Excitation-dependent nonlinear behavior of distributed microcracks

Abstract

It is well known that microcracks generate strong higher harmonics in propagating monochromatic waves. There is a large amount of literature on modeling this phenomenon, but most of these existing papers only describe one specific mechanism. For example, Zhao et al. [1] assumes that the crack faces are either open under tension or closed under compression, and in the latter case they may slide against each other. On the other hand, the Nazarov and Sutin [2] model assumes microcracks as an elastic contact of two rough surfaces, which are never completely separated by an external load. All these mechanisms depend on the level of excitation. In this research, a micromechanical model for the acoustic nonlinearity generation of microcracks is developed by combining the bilinear stiffness model and the rough surface contact model to describe the excitation-dependent nonlinear behavior of distributed microcracks. It is shown that the first and second harmonic amplitudes have the relationship: A2~A1n, with n dependent on the amplitude of excitation, and 2 ≥ n ≥ 1 for non-adhesive crack surfaces. Nanostructured ferritic alloys (NFAs) [3] are considered as an example. These materials exhibit outstanding high-temperature properties, irradiation tolerance and thermal stability, making them a leading candidate for advanced nuclear fission and fusion applications.
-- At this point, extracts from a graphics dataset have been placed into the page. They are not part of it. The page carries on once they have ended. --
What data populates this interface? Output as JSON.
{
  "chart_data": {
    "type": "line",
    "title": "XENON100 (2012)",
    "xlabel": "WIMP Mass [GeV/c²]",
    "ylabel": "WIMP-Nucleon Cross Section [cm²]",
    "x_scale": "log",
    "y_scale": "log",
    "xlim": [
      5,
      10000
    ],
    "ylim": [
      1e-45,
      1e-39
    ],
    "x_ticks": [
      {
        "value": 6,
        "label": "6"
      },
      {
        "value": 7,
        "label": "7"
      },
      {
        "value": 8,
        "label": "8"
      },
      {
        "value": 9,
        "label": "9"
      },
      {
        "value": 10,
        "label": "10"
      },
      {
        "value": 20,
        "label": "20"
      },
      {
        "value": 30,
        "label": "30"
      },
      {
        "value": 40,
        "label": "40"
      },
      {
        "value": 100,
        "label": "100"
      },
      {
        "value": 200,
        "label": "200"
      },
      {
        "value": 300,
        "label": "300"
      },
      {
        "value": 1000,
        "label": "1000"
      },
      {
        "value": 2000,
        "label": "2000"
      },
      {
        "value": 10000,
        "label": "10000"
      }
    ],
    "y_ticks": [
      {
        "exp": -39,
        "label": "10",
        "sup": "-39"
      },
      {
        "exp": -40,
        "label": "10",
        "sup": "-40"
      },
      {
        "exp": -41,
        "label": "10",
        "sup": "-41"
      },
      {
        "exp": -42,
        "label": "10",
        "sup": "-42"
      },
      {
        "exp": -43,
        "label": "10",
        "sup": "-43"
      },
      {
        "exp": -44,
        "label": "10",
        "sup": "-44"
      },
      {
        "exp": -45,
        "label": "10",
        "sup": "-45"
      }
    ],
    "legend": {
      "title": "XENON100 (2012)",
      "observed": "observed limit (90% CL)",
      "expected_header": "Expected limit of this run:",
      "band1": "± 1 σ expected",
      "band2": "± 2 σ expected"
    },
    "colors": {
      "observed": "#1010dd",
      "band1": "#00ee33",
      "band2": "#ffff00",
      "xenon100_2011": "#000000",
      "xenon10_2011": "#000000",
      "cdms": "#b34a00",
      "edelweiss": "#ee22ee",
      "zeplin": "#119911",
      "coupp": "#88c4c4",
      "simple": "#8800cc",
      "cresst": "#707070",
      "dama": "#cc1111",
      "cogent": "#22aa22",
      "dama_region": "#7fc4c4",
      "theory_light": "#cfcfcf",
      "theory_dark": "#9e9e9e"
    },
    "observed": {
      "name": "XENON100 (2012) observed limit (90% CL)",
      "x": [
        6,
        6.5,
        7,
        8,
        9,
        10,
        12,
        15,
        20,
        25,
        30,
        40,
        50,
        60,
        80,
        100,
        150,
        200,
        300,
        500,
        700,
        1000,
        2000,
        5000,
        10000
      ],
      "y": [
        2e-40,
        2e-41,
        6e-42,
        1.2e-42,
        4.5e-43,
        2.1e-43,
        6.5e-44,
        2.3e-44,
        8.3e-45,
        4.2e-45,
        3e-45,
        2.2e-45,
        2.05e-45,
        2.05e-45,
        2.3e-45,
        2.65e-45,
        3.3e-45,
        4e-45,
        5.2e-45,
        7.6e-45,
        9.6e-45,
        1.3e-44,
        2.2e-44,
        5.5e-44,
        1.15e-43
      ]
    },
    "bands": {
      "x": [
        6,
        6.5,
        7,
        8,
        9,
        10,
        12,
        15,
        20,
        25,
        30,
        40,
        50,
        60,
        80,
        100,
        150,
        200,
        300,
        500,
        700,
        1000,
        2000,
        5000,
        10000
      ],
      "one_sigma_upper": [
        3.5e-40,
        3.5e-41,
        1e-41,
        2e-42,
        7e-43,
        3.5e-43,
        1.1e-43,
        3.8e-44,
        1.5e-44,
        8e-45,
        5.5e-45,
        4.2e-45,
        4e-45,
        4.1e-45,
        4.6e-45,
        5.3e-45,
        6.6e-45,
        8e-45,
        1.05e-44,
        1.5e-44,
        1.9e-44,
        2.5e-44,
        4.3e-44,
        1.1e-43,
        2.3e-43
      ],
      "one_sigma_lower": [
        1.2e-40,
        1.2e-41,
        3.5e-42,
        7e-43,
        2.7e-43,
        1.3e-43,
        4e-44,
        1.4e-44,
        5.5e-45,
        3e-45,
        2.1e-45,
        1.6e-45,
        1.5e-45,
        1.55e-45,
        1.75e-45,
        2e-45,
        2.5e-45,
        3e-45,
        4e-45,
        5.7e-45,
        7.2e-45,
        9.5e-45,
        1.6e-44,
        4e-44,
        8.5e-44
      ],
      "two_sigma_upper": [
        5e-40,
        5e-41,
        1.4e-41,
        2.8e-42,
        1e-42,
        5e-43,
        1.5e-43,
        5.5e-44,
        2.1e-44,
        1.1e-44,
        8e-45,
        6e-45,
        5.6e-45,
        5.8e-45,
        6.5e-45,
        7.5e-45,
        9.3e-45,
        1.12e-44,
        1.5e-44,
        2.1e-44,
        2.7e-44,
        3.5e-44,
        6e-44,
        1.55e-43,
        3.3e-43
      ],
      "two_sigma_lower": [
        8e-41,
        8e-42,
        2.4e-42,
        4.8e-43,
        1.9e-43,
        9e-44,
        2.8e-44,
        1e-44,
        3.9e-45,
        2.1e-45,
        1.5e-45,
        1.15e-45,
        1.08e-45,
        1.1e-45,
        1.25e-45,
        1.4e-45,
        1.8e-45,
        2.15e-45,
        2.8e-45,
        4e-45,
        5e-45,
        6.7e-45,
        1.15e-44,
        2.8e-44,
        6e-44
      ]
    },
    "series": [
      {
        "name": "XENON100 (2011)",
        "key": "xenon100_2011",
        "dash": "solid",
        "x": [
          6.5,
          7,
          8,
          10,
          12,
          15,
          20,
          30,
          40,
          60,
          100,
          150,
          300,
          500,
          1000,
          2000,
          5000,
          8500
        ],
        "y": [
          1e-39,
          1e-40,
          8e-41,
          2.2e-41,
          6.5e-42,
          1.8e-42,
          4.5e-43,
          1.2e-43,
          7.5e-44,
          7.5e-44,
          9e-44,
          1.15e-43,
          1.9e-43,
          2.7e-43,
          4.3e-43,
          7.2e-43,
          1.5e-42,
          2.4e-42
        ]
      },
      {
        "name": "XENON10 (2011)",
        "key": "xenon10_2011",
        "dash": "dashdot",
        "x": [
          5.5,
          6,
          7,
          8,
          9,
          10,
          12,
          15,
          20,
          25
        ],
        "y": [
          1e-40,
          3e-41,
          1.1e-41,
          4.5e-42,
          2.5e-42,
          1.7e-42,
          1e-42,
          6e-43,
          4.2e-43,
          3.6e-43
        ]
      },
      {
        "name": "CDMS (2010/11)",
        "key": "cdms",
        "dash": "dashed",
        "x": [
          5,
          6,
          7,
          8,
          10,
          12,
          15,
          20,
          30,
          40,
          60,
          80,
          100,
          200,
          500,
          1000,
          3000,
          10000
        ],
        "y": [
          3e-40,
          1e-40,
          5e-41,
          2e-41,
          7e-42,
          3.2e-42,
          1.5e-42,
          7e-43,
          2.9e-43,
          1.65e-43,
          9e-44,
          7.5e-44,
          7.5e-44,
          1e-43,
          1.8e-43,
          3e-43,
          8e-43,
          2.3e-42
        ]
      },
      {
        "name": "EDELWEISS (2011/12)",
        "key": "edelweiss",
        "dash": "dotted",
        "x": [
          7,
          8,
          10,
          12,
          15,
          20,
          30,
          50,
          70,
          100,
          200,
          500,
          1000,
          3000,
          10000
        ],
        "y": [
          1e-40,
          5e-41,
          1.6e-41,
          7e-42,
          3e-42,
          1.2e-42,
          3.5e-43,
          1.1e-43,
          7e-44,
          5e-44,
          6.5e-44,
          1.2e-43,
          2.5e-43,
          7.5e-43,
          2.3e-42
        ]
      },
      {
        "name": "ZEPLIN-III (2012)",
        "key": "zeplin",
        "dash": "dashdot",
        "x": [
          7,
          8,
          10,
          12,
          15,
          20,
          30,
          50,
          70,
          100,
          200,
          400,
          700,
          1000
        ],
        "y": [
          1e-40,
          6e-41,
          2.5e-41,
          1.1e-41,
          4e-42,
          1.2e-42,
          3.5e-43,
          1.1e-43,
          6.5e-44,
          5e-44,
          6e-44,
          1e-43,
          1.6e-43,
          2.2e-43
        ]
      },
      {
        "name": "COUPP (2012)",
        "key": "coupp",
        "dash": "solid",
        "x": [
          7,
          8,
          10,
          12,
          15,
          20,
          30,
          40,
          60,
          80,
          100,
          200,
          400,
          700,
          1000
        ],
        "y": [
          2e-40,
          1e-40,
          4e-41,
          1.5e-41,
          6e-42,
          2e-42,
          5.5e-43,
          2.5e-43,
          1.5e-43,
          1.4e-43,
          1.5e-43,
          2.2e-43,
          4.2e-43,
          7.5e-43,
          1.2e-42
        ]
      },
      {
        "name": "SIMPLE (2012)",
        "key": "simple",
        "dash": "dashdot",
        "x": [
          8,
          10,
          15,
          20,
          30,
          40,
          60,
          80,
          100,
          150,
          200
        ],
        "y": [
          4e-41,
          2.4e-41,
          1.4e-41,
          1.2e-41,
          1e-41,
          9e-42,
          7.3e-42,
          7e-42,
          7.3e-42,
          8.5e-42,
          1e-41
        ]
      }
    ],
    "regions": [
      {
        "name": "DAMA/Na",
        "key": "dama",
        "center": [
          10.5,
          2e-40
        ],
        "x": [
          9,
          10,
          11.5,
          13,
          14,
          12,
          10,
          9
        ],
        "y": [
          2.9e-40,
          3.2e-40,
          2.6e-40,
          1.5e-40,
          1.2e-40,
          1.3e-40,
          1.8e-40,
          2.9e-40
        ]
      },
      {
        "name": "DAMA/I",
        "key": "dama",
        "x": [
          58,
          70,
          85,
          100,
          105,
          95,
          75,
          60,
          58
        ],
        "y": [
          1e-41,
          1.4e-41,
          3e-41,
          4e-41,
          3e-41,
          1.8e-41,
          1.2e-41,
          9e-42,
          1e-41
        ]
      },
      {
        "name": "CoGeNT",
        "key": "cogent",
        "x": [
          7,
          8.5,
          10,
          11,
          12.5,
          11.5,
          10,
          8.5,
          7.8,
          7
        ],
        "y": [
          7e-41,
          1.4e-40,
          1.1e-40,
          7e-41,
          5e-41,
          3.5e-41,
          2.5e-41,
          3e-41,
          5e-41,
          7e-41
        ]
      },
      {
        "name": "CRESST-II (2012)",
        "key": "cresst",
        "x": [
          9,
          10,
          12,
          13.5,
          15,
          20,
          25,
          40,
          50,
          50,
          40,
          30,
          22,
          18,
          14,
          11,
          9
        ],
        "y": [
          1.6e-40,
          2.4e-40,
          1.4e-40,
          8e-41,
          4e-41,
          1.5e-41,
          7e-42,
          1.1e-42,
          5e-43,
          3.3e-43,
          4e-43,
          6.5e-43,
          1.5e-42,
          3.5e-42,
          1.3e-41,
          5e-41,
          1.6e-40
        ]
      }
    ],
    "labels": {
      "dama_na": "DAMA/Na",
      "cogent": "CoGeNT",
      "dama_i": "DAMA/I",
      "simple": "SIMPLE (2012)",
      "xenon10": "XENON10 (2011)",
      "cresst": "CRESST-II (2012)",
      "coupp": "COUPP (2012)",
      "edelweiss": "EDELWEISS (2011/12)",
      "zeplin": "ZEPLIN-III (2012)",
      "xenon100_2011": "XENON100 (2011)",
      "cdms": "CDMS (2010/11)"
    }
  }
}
One characteristic property of mechanically processed NFAs is their layer-like structure, with a large number of microcracks aligned in a specific direction. Nonlinear ultrasound measurements (acoustic nonlinearity, β) with longitudinal waves are used to characterize this material. The results show that these measurement techniques are sensitive to the orientation of the cracks. The model developed in this research is then used to interpret these experimental measurements and used to characterize the microcracks in a NFA specimen.